Did you love Frances Hodgson Burnett’s 1911 novel “The Secret Garden” as a child, and wish you could spend time locked away in a hidden garden with Colin, Dickon, and a friendly robin? Here is an English house set within an 18th century walled garden that would allow just such a literary fantasy to flourish.
In the seven-bedroom house in Nottinghamshire, England, double-height oak-framed glass walls on the south side blur the boundaries between the house and the beautiful gardens, as well as bring great shafts of natural light throughout the almost 4,600-square-foot house. Designed by the local firm Allan Joyce Architects and set on about half an acre of planted grounds, the intriguing residence is available for US$2.14 million by The Modern House.

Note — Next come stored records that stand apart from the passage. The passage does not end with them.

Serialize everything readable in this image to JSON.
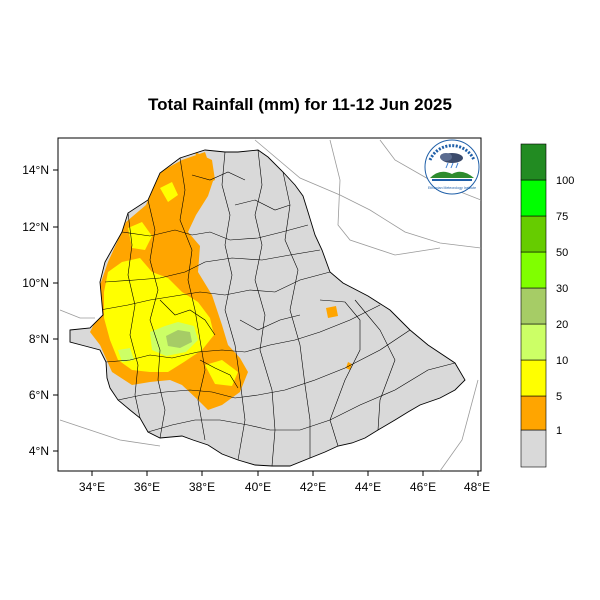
{
  "title": "Total Rainfall (mm) for 11-12 Jun 2025",
  "map": {
    "y_ticks": [
      "14°N",
      "12°N",
      "10°N",
      "8°N",
      "6°N",
      "4°N"
    ],
    "x_ticks": [
      "34°E",
      "36°E",
      "38°E",
      "40°E",
      "42°E",
      "44°E",
      "46°E",
      "48°E"
    ],
    "extent": {
      "lon": [
        33.3,
        48.2
      ],
      "lat": [
        3.2,
        15.0
      ]
    }
  },
  "legend": {
    "levels": [
      "1",
      "5",
      "10",
      "20",
      "30",
      "50",
      "75",
      "100"
    ],
    "colors": [
      "#d9d9d9",
      "#ffa500",
      "#ffff00",
      "#ccff66",
      "#a6cc66",
      "#80ff00",
      "#66cc00",
      "#00ff00",
      "#00e600",
      "#228b22"
    ]
  },
  "logo": {
    "icon": "meteorology-agency-logo-icon",
    "text": "Ethiopian Meteorology Institute"
  }
}
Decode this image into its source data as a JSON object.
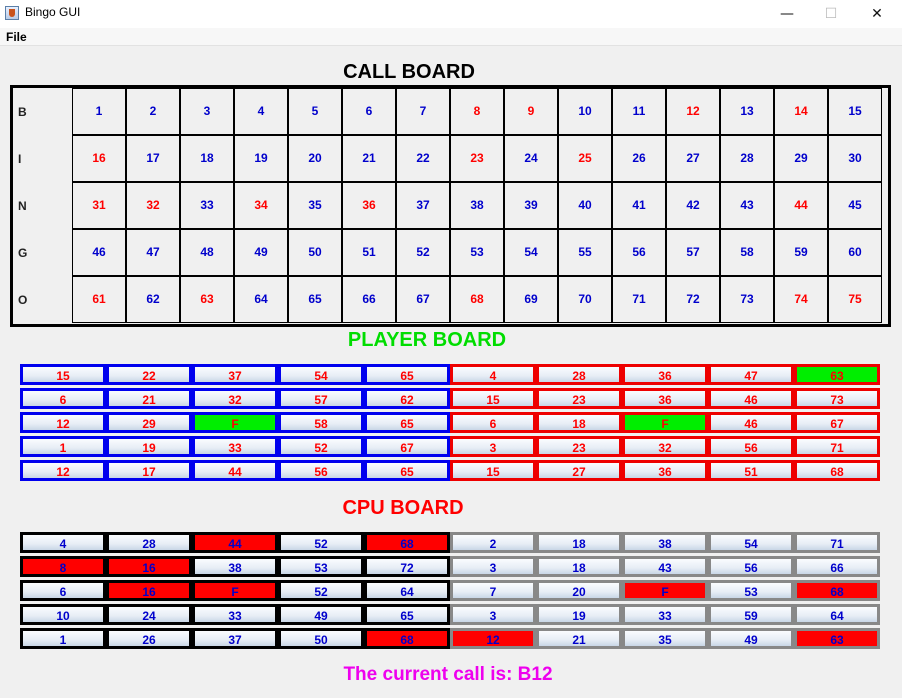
{
  "window": {
    "title": "Bingo GUI",
    "minimize": "—",
    "maximize": "☐",
    "close": "✕"
  },
  "menu": {
    "file": "File"
  },
  "call_board": {
    "title": "CALL BOARD",
    "letters": [
      "B",
      "I",
      "N",
      "G",
      "O"
    ],
    "called_color": "#ff0000",
    "uncalled_color": "#0000cc",
    "called": [
      8,
      9,
      12,
      14,
      16,
      23,
      25,
      31,
      32,
      34,
      36,
      44,
      61,
      63,
      68,
      74,
      75
    ]
  },
  "player_board": {
    "title": "PLAYER BOARD",
    "text_color": "#ff0000",
    "left_card": {
      "border_color": "#0000ee",
      "rows": [
        [
          "15",
          "22",
          "37",
          "54",
          "65"
        ],
        [
          "6",
          "21",
          "32",
          "57",
          "62"
        ],
        [
          "12",
          "29",
          "F",
          "58",
          "65"
        ],
        [
          "1",
          "19",
          "33",
          "52",
          "67"
        ],
        [
          "12",
          "17",
          "44",
          "56",
          "65"
        ]
      ],
      "marked": [
        [
          2,
          2
        ]
      ]
    },
    "right_card": {
      "border_color": "#ee0000",
      "rows": [
        [
          "4",
          "28",
          "36",
          "47",
          "63"
        ],
        [
          "15",
          "23",
          "36",
          "46",
          "73"
        ],
        [
          "6",
          "18",
          "F",
          "46",
          "67"
        ],
        [
          "3",
          "23",
          "32",
          "56",
          "71"
        ],
        [
          "15",
          "27",
          "36",
          "51",
          "68"
        ]
      ],
      "marked": [
        [
          0,
          4
        ],
        [
          2,
          2
        ]
      ]
    }
  },
  "cpu_board": {
    "title": "CPU BOARD",
    "text_color": "#0000cc",
    "left_card": {
      "border_color": "#000000",
      "rows": [
        [
          "4",
          "28",
          "44",
          "52",
          "68"
        ],
        [
          "8",
          "16",
          "38",
          "53",
          "72"
        ],
        [
          "6",
          "16",
          "F",
          "52",
          "64"
        ],
        [
          "10",
          "24",
          "33",
          "49",
          "65"
        ],
        [
          "1",
          "26",
          "37",
          "50",
          "68"
        ]
      ],
      "marked": [
        [
          0,
          2
        ],
        [
          0,
          4
        ],
        [
          1,
          0
        ],
        [
          1,
          1
        ],
        [
          2,
          1
        ],
        [
          2,
          2
        ],
        [
          4,
          4
        ]
      ]
    },
    "right_card": {
      "border_color": "#888888",
      "rows": [
        [
          "2",
          "18",
          "38",
          "54",
          "71"
        ],
        [
          "3",
          "18",
          "43",
          "56",
          "66"
        ],
        [
          "7",
          "20",
          "F",
          "53",
          "68"
        ],
        [
          "3",
          "19",
          "33",
          "59",
          "64"
        ],
        [
          "12",
          "21",
          "35",
          "49",
          "63"
        ]
      ],
      "marked": [
        [
          2,
          2
        ],
        [
          2,
          4
        ],
        [
          4,
          0
        ],
        [
          4,
          4
        ]
      ]
    }
  },
  "status": {
    "current_call": "The current call is: B12"
  }
}
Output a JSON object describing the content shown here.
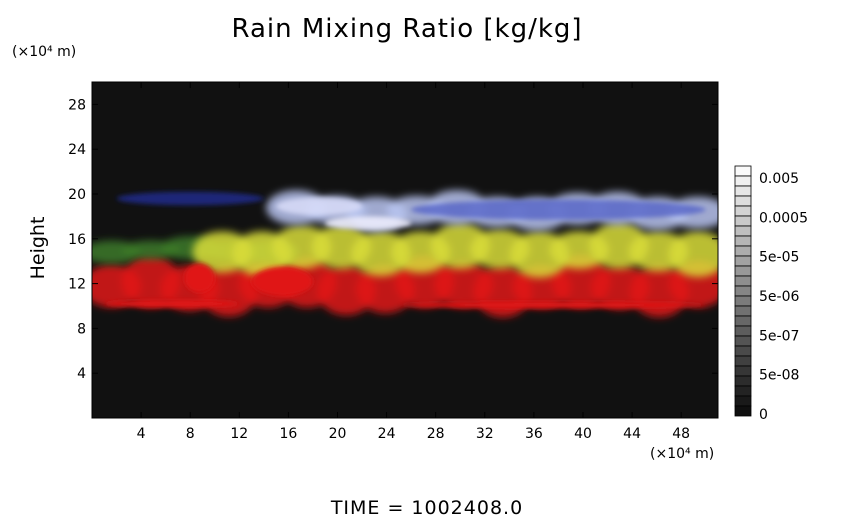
{
  "chart_data": {
    "type": "heatmap",
    "title": "Rain Mixing Ratio [kg/kg]",
    "ylabel": "Height",
    "xlabel": "",
    "x_unit_label": "(×10⁴ m)",
    "y_unit_label": "(×10⁴ m)",
    "xlim": [
      0,
      51
    ],
    "ylim": [
      0,
      30
    ],
    "x_ticks": [
      4,
      8,
      12,
      16,
      20,
      24,
      28,
      32,
      36,
      40,
      44,
      48
    ],
    "y_ticks": [
      4,
      8,
      12,
      16,
      20,
      24,
      28
    ],
    "colorbar": {
      "labels": [
        "0.005",
        "0.0005",
        "5e-05",
        "5e-06",
        "5e-07",
        "5e-08",
        "0"
      ],
      "values": [
        0.005,
        0.0005,
        5e-05,
        5e-06,
        5e-07,
        5e-08,
        0
      ]
    },
    "regions": [
      {
        "name": "blue-white",
        "color": "#b8c4f0",
        "x": [
          15,
          51
        ],
        "y": [
          17,
          20
        ]
      },
      {
        "name": "yellow",
        "color": "#d8dc3a",
        "x": [
          9,
          51
        ],
        "y": [
          13,
          17
        ]
      },
      {
        "name": "green",
        "color": "#3c7a28",
        "x": [
          0,
          16
        ],
        "y": [
          14,
          16
        ]
      },
      {
        "name": "red",
        "color": "#e01818",
        "x": [
          0,
          51
        ],
        "y": [
          9.5,
          14
        ]
      }
    ]
  },
  "time_label": "TIME = 1002408.0"
}
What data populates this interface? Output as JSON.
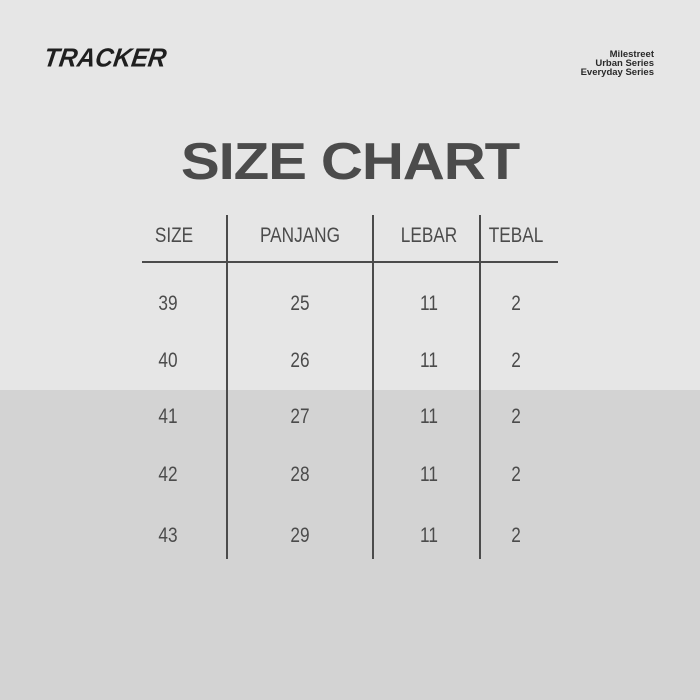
{
  "brand": "TRACKER",
  "series": [
    "Milestreet",
    "Urban Series",
    "Everyday Series"
  ],
  "title": "SIZE CHART",
  "colors": {
    "background_top": "#e6e6e6",
    "background_bottom": "#d3d3d3",
    "text": "#4b4b4b"
  },
  "table": {
    "headers": [
      "SIZE",
      "PANJANG",
      "LEBAR",
      "TEBAL"
    ],
    "rows": [
      [
        "39",
        "25",
        "11",
        "2"
      ],
      [
        "40",
        "26",
        "11",
        "2"
      ],
      [
        "41",
        "27",
        "11",
        "2"
      ],
      [
        "42",
        "28",
        "11",
        "2"
      ],
      [
        "43",
        "29",
        "11",
        "2"
      ]
    ]
  }
}
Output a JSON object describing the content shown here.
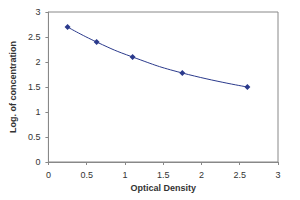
{
  "chart_data": {
    "type": "line",
    "x_label": "Optical Density",
    "y_label": "Log. of concentration",
    "x": [
      0.25,
      0.63,
      1.1,
      1.75,
      2.6
    ],
    "values": [
      2.7,
      2.4,
      2.1,
      1.78,
      1.5
    ],
    "color": "#2b3a8c",
    "marker": "diamond",
    "line_style": "solid",
    "xlim": [
      0,
      3
    ],
    "xticks": [
      0,
      0.5,
      1,
      1.5,
      2,
      2.5,
      3
    ],
    "ylim": [
      0,
      3
    ],
    "yticks": [
      0,
      0.5,
      1,
      1.5,
      2,
      2.5,
      3
    ],
    "grid": false
  }
}
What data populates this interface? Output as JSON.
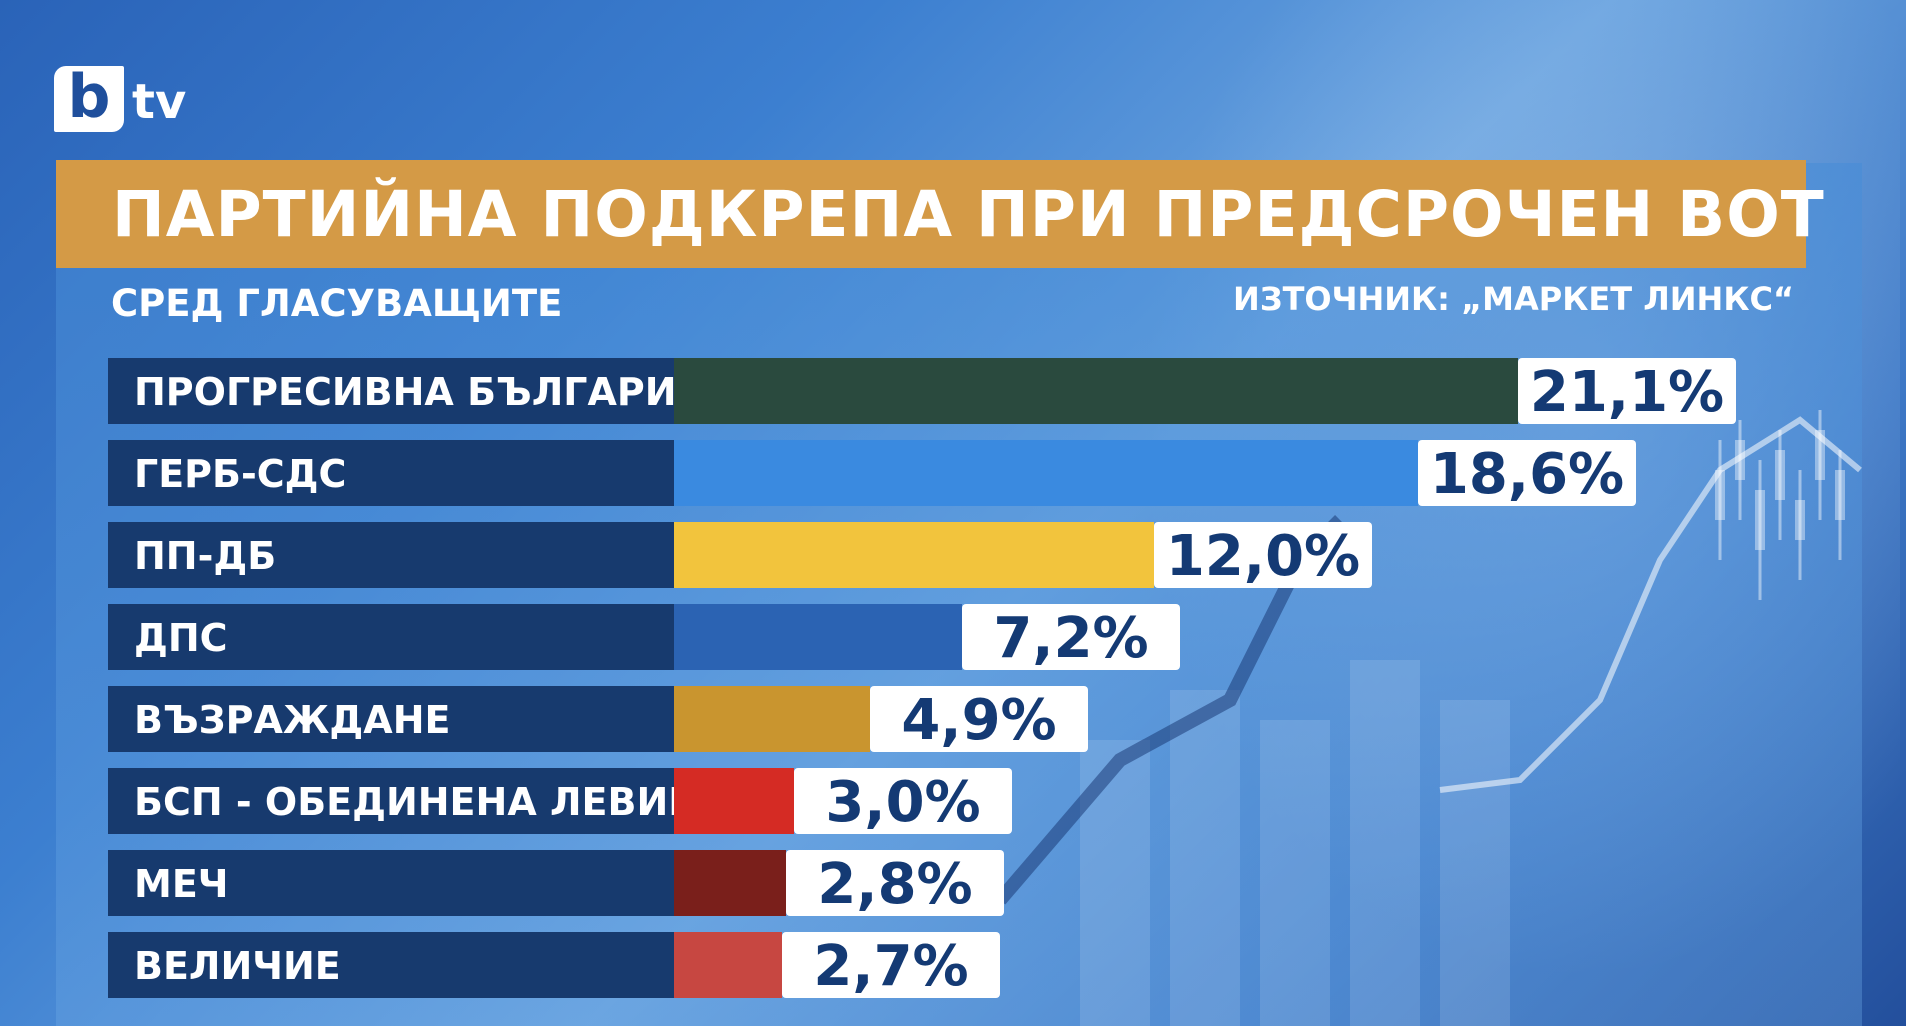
{
  "logo": {
    "b": "b",
    "tv": "tv"
  },
  "header": {
    "title": "ПАРТИЙНА ПОДКРЕПА ПРИ ПРЕДСРОЧЕН ВОТ",
    "subtitle": "СРЕД ГЛАСУВАЩИТЕ",
    "source": "ИЗТОЧНИК: „МАРКЕТ ЛИНКС“"
  },
  "colors": {
    "title_band": "#d49a46",
    "label_band": "#173a6e",
    "value_box": "#ffffff",
    "value_text": "#143a74"
  },
  "chart_data": {
    "type": "bar",
    "orientation": "horizontal",
    "title": "ПАРТИЙНА ПОДКРЕПА ПРИ ПРЕДСРОЧЕН ВОТ",
    "subtitle": "СРЕД ГЛАСУВАЩИТЕ",
    "unit": "%",
    "categories": [
      "ПРОГРЕСИВНА БЪЛГАРИЯ",
      "ГЕРБ-СДС",
      "ПП-ДБ",
      "ДПС",
      "ВЪЗРАЖДАНЕ",
      "БСП - ОБЕДИНЕНА ЛЕВИЦА",
      "МЕЧ",
      "ВЕЛИЧИЕ"
    ],
    "values": [
      21.1,
      18.6,
      12.0,
      7.2,
      4.9,
      3.0,
      2.8,
      2.7
    ],
    "value_labels": [
      "21,1%",
      "18,6%",
      "12,0%",
      "7,2%",
      "4,9%",
      "3,0%",
      "2,8%",
      "2,7%"
    ],
    "colors": [
      "#2a4a3e",
      "#3a8ae0",
      "#f2c43d",
      "#2b63b3",
      "#c9952f",
      "#d52b24",
      "#7a1f1b",
      "#c74741"
    ]
  }
}
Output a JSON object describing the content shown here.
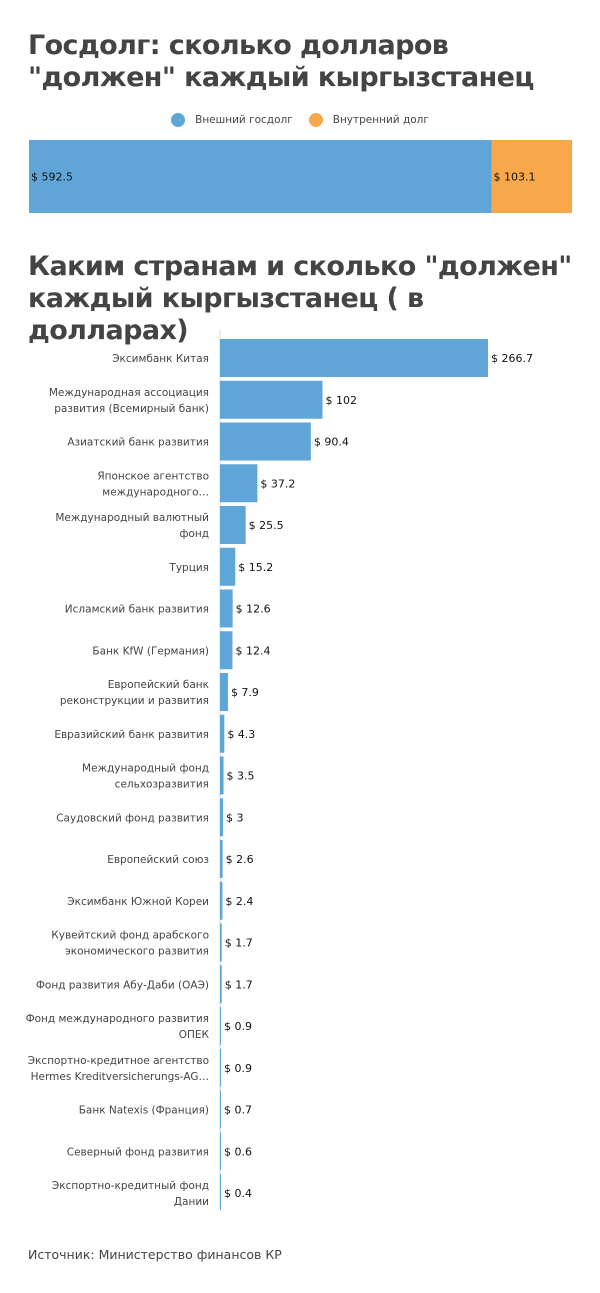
{
  "titles": {
    "main": "Госдолг: сколько долларов \"должен\" каждый кыргызстанец",
    "second": "Каким странам и сколько \"должен\" каждый кыргызстанец ( в долларах)"
  },
  "source": "Источник: Министерство финансов КР",
  "colors": {
    "external": "#5fa5d8",
    "internal": "#f8a84b",
    "bars": "#5fa5d8",
    "axis": "#c6dcef",
    "label_text": "#444444",
    "value_text": "#111111"
  },
  "chart_data": [
    {
      "type": "bar",
      "orientation": "horizontal",
      "stacked": true,
      "title": "Госдолг: сколько долларов \"должен\" каждый кыргызстанец",
      "legend": {
        "position": "top-center",
        "entries": [
          "Внешний госдолг",
          "Внутренний долг"
        ]
      },
      "categories": [
        ""
      ],
      "series": [
        {
          "name": "Внешний госдолг",
          "values": [
            592.5
          ],
          "label": "$ 592.5",
          "color": "#5fa5d8"
        },
        {
          "name": "Внутренний долг",
          "values": [
            103.1
          ],
          "label": "$ 103.1",
          "color": "#f8a84b"
        }
      ],
      "xlabel": "",
      "ylabel": "",
      "grid": false
    },
    {
      "type": "bar",
      "orientation": "horizontal",
      "title": "Каким странам и сколько \"должен\" каждый кыргызстанец ( в долларах)",
      "xlabel": "",
      "ylabel": "",
      "grid": false,
      "xlim": [
        0,
        266.7
      ],
      "value_prefix": "$ ",
      "categories": [
        [
          "Эксимбанк Китая"
        ],
        [
          "Международная ассоциация",
          "развития (Всемирный банк)"
        ],
        [
          "Азиатский банк развития"
        ],
        [
          "Японское агентство",
          "международного…"
        ],
        [
          "Международный валютный",
          "фонд"
        ],
        [
          "Турция"
        ],
        [
          "Исламский банк развития"
        ],
        [
          "Банк KfW (Германия)"
        ],
        [
          "Европейский банк",
          "реконструкции и развития"
        ],
        [
          "Евразийский банк развития"
        ],
        [
          "Международный фонд",
          "сельхозразвития"
        ],
        [
          "Саудовский фонд развития"
        ],
        [
          "Европейский союз"
        ],
        [
          "Эксимбанк Южной Кореи"
        ],
        [
          "Кувейтский фонд арабского",
          "экономического развития"
        ],
        [
          "Фонд развития Абу-Даби (ОАЭ)"
        ],
        [
          "Фонд международного развития",
          "ОПЕК"
        ],
        [
          "Экспортно-кредитное агентство",
          "Hermes Kreditversicherungs-AG…"
        ],
        [
          "Банк Natexis (Франция)"
        ],
        [
          "Северный фонд развития"
        ],
        [
          "Экспортно-кредитный фонд",
          "Дании"
        ]
      ],
      "values": [
        266.7,
        102,
        90.4,
        37.2,
        25.5,
        15.2,
        12.6,
        12.4,
        7.9,
        4.3,
        3.5,
        3,
        2.6,
        2.4,
        1.7,
        1.7,
        0.9,
        0.9,
        0.7,
        0.6,
        0.4
      ],
      "labels": [
        "$ 266.7",
        "$ 102",
        "$ 90.4",
        "$ 37.2",
        "$ 25.5",
        "$ 15.2",
        "$ 12.6",
        "$ 12.4",
        "$ 7.9",
        "$ 4.3",
        "$ 3.5",
        "$ 3",
        "$ 2.6",
        "$ 2.4",
        "$ 1.7",
        "$ 1.7",
        "$ 0.9",
        "$ 0.9",
        "$ 0.7",
        "$ 0.6",
        "$ 0.4"
      ]
    }
  ]
}
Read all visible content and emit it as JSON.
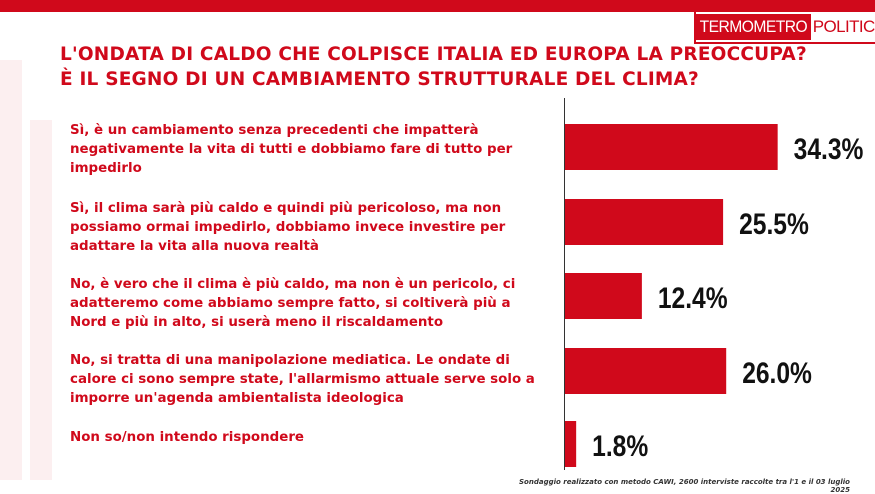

The owners are an architect and a landscape architect, so the home was stylishly designed with family life in mind, as well as eco-consciousness. Some of the house is buried in the earth to conserve heat, and there is also solar collection, heat recovery and rainwater harvesting. To boost the eco credentials, there are extensive vegetable gardens, a fruit orchard and a chicken coop.
On the main floor are a series of airy, unconventionally shaped living and dining spaces, all with solid oak floors. The living room includes a log burning stove and glass doors that open to Juliet balconies within the conservatory, while an oak wine rack above the kitchen cabinets doubles as a staircase, which leads up to the herb garden on the roof, with views to open fields over the garden’s brick walls.
Six of the bedrooms are on the lower level of the house, which makes for quiet, dark and peaceful sleeping; a pitched glass ceiling allows light to enter an otherwise dark lower-level corridor during the daytime. The master bedroom is nipped away on this lower level, with access to a private sunken courtyard, while the seventh bedroom is tucked up in a top-floor wing of its own that extends out over the car port. The lack of built-in closets in the bedrooms and the skimpy amount of bathrooms (three) will likely annoy many Americans. But to them we say: convert a couple of those bedrooms to baths.
The conservatory is arguably the jewel of the house, with indoor plantings and enticing views of the surrounding gardens. The mature gardens are beautiful in the English manner, with flower borders lined with yew and box hedges. There are also native grasses and wild meadow plantings, along with ponds that provide a haven for varied wildlife. A potting shed will please green thumbs, and several terraces are carved out of the gardens for quiet contemplation.
Now if you’ll excuse us, we’re going to dream about roasting a potato over a garden fire with Dickon.